As you walk down the long dusty street at evening, you will be half suffocated by the smoke and the rank odor of the burning cocoanut-husks over which the supper is being cooked. Then you remember how the broiling beefsteak used to smell “back home,” and even dream about grandmother’s kitchen on a baking day. And as you pass by the poor nipa shacks, you hear the murmur of the evening prayer pronounced by those within. It is a prayer from those who have but little and desire no more.

Chapter XII.

Leaves from a Note-book.

I.

Skim Organizes the Constabulary.

The soldiers had gone, bag and baggage, dog, parrot, and monkey, blanket-roll and cook. I stood by the deserted convent under the lime-tree, watching the little transport disappear beyond the promontory. The house that formerly had been headquarters seemed abandoned. There was the list of calls still pasted on the door. Reveille, guard-mount, mess-call, taps,—the village would seem strange without these bugle-notes. The sturdy sentry who had paced his beat was gone. When would I ever see again my old friend the ex-circus clown, and hear him tinkle the “potato-bug” and sing “Ma Filipino Babe?” Walking along the lonely shore, now lashed by breakers, I looked out on the blue wilderness beyond. It was with feelings such as Robinson Crusoe must have had that I went back then to the empty house.

Ramon, convinced that something would break loose, now that the troops were gone, had left for Cagayan. His wife, Maria, slept at night with a big bolo underneath her pillow. There was a “bad” town only a few miles away—a village settled by Tagalog convicts, who had been conspicuous in the revolt a few years previous. The people feared these neighbors, the assassins, and they double-barred their doors at night. I was awakened as the clock struck twelve by unfamiliar noises,—nothing but the lizard croaking in the bonga-tree. Again, at one, I started up. It was the rats, and from the rattling sound above I judged that the house-snake was pursuing them. At early morning came the chorus of the chanticleers. Through the transparent Japanese blinds I could see the huge green mountains shouldering the overhanging clouds. Ah! the mysterious, silent mountains, with their wonderful, deep shadows! The work of man seemed insignificant beside them, and Balingasag the lonesomest place in all the world.

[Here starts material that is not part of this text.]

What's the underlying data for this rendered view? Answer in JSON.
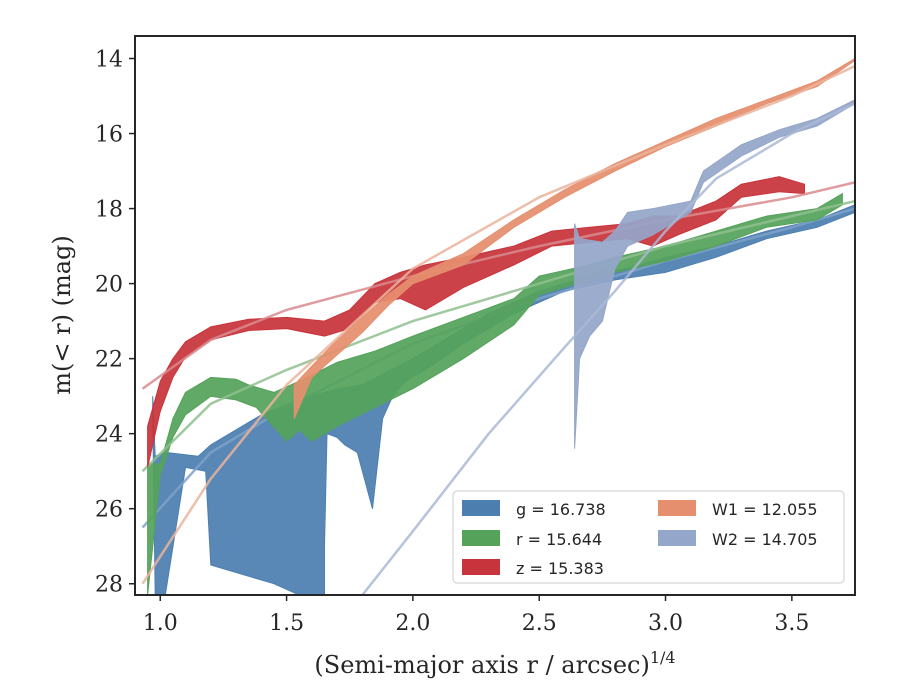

One morning the sharp whistle of the launch aroused the town. Proceeding to the shore, I saw a boat put out from the Victoria, sculled by a native deck-hand. As the sun had not yet risen, all the sea was gray, and sea and sky blended into one vast planetary sphere. Two natives carrying the ample form of the constabulary captain staggered through the surf. Behind them came the captain’s life-long partner and lieutenant, a slight man, with cold, steely eyes, dressed in gray crash uniform, with riding leggings. They had been through one campaign together as rough riders; for the captain had once been “sheriff of Gallup County,” in the great Southwest.